Why does accreditation predict better outcomes? Several mechanisms are plausible: more rigorous standardized curricula, better alignment with exam content domains, stronger preparation in research methods and statistics (which aligns with the GRE-Q finding), and self-selection of academically stronger candidates into APA programs.

PhD vs. PsyD: What the Data Shows

PhD programs, which emphasize research training, tend to produce higher average EPPP scores than PsyD programs. This gap has been documented in the literature and is consistent with the Ortiz & Callahan finding that GRE-Q (a measure of quantitative/research reasoning) predicts EPPP performance.

But this requires careful interpretation:

  • The gap reflects averages, not ceiling or floor. PsyD candidates pass the EPPP at significant rates.
  • PsyD programs tend to produce more diverse candidate pools, which intersects with documented racial disparities in EPPP performance (Sharpless, 2019) in ways that make direct comparisons complex.
  • The EPPP's correlation with GRE-Q rather than clinical hours raises questions about what the degree type gap actually measures — program quality, candidate selection, or exam design.

The practical takeaway: if you graduated from a PsyD program, you are not at an insurmountable disadvantage. You may need to invest more deliberately in the test-taking skills and quantitative reasoning strategies that the exam rewards — but those are learnable.

The Saldaña et al. (2024) Finding

A 2024 study by Saldaña, Callahan, and Cox in Training and Education in Professional Psychology found that EPPP scores contain more construct-irrelevant variance than relevant variance — meaning factors unrelated to clinical competence are influencing scores. The study found that Hispanic/Latino candidates were systematically disadvantaged even after controlling for other factors.

This adds a layer to the program-type question: program type differences in EPPP outcomes may partly reflect differences in how well various programs prepare candidates to navigate construct-irrelevant item features, rather than differences in actual clinical competence.

What This Means for Preparation Strategy

The research points to a clear strategic implication: preparation should target the exam's actual structure, not just its content.

If the EPPP rewards academic test-taking skills and quantitative reasoning — as the GRE-Q correlation suggests — then candidates benefit from explicit training in how questions are constructed, how distractors are designed, and how to apply qualifier sensitivity under time pressure. These are skills that can be developed regardless of your program background.

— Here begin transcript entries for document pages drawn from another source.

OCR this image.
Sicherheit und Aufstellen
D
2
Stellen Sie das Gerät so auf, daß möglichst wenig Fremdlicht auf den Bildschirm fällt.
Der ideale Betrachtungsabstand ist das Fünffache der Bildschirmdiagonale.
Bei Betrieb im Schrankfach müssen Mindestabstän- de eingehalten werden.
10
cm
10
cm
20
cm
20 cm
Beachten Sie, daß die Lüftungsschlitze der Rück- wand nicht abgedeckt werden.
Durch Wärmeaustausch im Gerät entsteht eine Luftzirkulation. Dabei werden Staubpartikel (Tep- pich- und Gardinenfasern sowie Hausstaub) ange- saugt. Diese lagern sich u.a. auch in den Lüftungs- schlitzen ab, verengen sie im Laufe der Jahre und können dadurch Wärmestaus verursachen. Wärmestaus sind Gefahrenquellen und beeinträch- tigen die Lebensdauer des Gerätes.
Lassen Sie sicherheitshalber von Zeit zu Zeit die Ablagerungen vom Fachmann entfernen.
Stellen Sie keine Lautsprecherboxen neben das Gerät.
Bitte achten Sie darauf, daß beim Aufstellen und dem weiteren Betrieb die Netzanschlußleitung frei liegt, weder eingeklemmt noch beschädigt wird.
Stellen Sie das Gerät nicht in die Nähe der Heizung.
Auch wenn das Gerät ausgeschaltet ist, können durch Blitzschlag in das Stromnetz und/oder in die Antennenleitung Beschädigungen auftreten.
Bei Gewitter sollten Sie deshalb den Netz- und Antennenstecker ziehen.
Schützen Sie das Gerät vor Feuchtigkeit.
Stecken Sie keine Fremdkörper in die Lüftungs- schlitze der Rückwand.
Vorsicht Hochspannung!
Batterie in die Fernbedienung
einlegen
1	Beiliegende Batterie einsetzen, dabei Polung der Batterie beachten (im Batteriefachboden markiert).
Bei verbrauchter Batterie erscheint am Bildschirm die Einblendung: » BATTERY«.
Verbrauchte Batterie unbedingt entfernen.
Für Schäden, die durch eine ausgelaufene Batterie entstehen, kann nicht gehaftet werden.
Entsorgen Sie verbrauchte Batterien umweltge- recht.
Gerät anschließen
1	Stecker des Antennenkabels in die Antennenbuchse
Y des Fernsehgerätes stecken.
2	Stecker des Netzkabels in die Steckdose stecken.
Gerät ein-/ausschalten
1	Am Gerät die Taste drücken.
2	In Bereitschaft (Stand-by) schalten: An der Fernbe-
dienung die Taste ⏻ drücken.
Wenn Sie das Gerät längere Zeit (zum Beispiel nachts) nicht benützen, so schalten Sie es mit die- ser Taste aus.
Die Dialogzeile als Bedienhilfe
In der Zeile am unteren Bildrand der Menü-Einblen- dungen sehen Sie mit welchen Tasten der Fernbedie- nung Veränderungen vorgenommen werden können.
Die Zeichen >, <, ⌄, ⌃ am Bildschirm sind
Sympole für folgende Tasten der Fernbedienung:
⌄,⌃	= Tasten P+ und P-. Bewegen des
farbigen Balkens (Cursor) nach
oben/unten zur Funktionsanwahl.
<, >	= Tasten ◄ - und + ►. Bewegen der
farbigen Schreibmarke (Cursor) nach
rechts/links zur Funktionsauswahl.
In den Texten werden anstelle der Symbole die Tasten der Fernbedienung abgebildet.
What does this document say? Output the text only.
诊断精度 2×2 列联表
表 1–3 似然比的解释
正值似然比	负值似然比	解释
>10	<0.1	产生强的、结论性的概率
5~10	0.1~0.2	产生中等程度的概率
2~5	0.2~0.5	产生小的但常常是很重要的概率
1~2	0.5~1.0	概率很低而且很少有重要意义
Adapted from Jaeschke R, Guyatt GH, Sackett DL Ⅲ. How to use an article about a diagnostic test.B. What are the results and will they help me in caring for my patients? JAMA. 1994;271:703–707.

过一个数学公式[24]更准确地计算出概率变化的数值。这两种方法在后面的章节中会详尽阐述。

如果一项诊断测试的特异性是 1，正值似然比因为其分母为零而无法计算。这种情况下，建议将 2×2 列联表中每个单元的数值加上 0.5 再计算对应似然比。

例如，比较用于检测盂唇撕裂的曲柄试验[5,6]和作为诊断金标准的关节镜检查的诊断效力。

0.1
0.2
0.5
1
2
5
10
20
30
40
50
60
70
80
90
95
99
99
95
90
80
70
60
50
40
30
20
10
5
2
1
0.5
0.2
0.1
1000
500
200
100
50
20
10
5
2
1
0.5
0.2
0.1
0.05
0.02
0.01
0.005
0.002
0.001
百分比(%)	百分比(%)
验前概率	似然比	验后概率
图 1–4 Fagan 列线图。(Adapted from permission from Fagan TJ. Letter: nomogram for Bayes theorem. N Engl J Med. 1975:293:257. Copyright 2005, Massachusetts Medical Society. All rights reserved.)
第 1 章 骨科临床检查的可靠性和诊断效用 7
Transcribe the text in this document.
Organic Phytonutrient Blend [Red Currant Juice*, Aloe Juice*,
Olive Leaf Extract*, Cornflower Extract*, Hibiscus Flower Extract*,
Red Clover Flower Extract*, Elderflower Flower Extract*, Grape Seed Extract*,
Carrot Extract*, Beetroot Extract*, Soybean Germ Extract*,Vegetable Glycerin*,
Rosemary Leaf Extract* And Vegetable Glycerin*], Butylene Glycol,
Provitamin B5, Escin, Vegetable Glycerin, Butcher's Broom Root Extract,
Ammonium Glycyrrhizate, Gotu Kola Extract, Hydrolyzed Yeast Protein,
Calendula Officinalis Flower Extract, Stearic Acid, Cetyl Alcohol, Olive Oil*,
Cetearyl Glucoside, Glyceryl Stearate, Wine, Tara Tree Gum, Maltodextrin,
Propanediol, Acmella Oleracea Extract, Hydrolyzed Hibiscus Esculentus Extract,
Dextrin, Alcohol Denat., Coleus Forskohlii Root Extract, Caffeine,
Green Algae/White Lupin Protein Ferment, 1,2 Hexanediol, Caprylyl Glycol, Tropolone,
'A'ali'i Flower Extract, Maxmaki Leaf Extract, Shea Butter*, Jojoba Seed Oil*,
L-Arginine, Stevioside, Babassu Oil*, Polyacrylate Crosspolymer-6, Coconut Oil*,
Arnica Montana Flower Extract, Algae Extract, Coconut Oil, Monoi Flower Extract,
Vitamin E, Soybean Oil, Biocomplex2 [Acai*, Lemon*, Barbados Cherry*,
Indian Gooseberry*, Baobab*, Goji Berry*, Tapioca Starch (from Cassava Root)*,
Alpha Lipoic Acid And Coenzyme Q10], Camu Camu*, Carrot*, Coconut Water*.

Candidates from programs with less research emphasis can close the gap through deliberate practice on the test-construction elements of the exam. Candidates from research-intensive programs shouldn't assume their academic advantage will carry them through without specific EPPP preparation.

The exam rewards a specific kind of cognitive flexibility — the ability to apply clinical knowledge through the lens of standardized item construction. That skill doesn't come automatically from either clinical hours or research training. It has to be built deliberately.

Sources

  • Ortiz, S.O., & Callahan, J.L. (2015). EPPP performance and predictors: A nationwide examination. Training and Education in Professional Psychology, 9(1). DOI: 10.1037/tep0000068
  • Sharpless, B.A., & Barber, J.P. (2013). Predictors of EPPP performance. Training and Education in Professional Psychology.
  • Sharpless, B.A. (2019). Racial and ethnic differences in EPPP performance. Training and Education in Professional Psychology, 13(4).
  • Saldaña, Callahan, & Cox (2024). Training and Education in Professional Psychology.
  • Nevada Board of Psychological Examiners regulatory change, effective 2025. NRS 641 / NAC 641.